Elspeth Roberta Cameron Langlands was born on November 16, 1940 in Edinburgh. When she was 7 years old, her parents Robert and Elizabeth (Bresh) Langlands moved their family to Dramtocht, a neo-Gothic castle in Kinkardinshire, which was rumored to have been bought by her father from the King of Norway.
The Langlands set up a preparatory school for boys, which Elspeth attended as the only girl. Her classmates, harsh and rustic, did sports to torture her. She turned to books and animals for friendship, and she celebrated the milestones of adolescence with the arrival and departure of pets.
“I remember when I was 18 and the dog that was there all my life – a golden retriever nicknamed Slave – died,” she told The Eastern Daily Press in Norwich in 2012. “And I remember it much more than permission to gin and tonic or going to university, the death of this dog meant the end of my childhood.”
She went to boarding school and then attended Somerville College in Oxford, where she studied modern languages. She was brilliant but ill-suited to the seriousness of higher education; after she missed the final exam, she was expelled without a diploma.
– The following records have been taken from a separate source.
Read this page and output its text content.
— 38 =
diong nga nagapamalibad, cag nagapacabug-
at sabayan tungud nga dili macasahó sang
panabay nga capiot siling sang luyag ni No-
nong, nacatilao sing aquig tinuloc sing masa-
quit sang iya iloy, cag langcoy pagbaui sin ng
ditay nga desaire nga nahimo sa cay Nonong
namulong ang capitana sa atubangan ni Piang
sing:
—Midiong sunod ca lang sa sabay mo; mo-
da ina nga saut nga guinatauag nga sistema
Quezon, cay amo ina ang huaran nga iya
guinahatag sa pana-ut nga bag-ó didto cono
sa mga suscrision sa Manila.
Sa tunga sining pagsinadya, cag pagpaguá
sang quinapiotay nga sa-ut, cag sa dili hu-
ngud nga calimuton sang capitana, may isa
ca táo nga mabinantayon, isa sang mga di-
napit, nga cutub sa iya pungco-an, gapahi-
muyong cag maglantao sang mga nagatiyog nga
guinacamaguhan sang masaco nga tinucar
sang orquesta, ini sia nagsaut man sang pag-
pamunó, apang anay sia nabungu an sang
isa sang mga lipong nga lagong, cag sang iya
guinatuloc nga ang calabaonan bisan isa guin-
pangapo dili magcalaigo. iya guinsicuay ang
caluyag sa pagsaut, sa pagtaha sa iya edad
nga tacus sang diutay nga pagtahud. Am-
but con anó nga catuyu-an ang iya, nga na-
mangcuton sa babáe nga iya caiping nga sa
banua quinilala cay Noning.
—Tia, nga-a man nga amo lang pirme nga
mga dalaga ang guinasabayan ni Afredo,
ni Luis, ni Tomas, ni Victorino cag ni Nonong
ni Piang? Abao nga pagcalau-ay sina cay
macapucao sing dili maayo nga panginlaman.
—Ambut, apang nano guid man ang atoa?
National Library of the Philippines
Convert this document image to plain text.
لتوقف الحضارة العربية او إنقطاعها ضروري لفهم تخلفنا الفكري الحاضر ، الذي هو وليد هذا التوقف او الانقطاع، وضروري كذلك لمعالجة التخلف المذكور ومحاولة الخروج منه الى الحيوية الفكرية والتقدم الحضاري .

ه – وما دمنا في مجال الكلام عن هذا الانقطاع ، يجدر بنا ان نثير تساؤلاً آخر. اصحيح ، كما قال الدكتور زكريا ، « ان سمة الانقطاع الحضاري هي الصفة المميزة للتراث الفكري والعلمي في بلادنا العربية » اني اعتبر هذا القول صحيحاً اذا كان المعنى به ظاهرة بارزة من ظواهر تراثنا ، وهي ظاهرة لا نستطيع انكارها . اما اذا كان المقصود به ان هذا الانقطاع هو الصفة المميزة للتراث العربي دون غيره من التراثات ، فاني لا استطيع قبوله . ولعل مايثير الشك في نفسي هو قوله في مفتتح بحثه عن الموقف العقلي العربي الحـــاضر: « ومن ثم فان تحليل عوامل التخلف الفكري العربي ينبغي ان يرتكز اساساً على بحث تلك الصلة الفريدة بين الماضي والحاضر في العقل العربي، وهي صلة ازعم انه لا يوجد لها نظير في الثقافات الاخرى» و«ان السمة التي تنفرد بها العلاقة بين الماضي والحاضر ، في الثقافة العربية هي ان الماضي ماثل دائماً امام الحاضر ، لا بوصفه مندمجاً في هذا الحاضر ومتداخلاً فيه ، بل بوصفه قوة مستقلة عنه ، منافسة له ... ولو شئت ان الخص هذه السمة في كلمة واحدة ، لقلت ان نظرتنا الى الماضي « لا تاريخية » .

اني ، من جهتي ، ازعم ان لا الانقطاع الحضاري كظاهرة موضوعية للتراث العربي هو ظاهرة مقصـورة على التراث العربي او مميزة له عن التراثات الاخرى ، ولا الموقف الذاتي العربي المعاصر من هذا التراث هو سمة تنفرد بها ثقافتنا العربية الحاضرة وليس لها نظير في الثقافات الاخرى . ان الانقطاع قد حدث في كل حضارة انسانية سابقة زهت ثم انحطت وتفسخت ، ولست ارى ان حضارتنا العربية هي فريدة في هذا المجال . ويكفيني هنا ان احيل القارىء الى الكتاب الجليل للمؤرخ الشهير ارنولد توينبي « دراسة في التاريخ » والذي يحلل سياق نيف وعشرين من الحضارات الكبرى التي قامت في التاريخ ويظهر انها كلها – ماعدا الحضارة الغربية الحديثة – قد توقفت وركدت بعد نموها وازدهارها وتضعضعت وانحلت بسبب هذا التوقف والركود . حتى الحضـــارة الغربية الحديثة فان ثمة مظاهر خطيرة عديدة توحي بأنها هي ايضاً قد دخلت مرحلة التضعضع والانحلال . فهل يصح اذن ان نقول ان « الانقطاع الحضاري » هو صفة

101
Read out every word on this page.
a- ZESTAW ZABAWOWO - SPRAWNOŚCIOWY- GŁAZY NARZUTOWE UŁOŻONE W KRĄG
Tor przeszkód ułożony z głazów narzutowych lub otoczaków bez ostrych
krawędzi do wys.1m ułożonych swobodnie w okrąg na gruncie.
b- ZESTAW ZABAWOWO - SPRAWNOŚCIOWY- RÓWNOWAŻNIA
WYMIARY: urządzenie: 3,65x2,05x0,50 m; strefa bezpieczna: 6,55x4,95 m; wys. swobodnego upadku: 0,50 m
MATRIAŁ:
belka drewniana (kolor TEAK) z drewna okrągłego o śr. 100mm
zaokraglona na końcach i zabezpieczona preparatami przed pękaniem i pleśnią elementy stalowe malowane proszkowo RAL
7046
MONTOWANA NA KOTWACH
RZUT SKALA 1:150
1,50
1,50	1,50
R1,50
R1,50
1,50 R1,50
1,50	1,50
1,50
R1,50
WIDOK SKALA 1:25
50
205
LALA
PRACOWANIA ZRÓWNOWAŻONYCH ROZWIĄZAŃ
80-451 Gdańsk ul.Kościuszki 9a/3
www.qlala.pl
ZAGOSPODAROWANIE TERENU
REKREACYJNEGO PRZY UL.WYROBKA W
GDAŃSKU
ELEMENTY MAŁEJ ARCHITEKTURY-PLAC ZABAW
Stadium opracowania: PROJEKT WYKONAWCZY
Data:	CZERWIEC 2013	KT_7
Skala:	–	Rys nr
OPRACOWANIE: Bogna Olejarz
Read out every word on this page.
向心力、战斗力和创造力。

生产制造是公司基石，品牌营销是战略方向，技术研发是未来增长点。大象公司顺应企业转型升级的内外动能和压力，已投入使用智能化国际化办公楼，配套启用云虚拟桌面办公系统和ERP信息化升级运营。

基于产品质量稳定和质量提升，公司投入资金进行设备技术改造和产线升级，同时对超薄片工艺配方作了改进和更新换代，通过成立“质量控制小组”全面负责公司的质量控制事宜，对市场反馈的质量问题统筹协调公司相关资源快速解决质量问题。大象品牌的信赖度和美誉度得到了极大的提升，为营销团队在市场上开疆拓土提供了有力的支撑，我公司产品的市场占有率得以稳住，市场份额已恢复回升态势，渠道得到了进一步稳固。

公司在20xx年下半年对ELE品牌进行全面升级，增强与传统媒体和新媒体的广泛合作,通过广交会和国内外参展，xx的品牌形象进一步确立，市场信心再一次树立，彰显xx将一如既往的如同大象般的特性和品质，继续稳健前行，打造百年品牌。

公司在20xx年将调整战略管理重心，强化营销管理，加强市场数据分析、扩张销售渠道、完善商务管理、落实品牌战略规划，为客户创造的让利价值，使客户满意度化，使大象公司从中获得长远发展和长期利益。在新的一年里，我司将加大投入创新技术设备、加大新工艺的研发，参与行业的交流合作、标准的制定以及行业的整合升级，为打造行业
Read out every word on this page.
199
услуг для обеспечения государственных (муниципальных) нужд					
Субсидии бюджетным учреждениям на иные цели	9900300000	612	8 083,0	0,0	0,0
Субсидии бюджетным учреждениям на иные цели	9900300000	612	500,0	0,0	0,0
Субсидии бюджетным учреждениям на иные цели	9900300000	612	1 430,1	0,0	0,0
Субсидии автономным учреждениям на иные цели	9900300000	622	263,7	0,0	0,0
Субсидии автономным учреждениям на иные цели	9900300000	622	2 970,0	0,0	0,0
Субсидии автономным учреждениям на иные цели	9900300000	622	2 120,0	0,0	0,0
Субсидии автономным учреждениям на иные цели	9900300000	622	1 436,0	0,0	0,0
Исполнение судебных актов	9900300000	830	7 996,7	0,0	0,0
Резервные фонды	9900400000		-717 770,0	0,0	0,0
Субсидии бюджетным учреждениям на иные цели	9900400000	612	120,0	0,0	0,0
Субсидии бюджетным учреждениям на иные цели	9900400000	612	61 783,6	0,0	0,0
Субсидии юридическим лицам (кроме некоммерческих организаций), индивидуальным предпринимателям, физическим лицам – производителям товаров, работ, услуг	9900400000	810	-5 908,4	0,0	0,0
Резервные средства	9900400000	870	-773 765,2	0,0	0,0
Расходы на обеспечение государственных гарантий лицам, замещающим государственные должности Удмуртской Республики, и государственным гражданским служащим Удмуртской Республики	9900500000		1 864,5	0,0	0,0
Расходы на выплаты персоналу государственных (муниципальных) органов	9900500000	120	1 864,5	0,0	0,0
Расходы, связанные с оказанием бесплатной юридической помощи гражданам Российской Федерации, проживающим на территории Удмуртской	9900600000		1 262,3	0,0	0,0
She moved to London, where she waited at tables, worked in a bookstore and got into the literary set of the city. When she was 22, Canadian poet Elizabeth Smart introduced her to Mr. Barker. He was 50.
Mr. Barker was married but separated from his first wife, Jessica Barker, a strict Roman Catholic who refused to divorce him, a fact that did not prevent him from having a long relationship with Mrs. Smart, who bore four children. Their love cooled, and Mrs. Smart did not regret allowing someone to take her place.
Borrowing from one of Mr. Barker’s friends, the playwright Harold Pinter, the new couple moved north to a village near Norwich. Their home became an intermediate station for itinerant students, poets and artists, as well as for Mr. Barker’s already considerable broods, many of whom grew up in their families.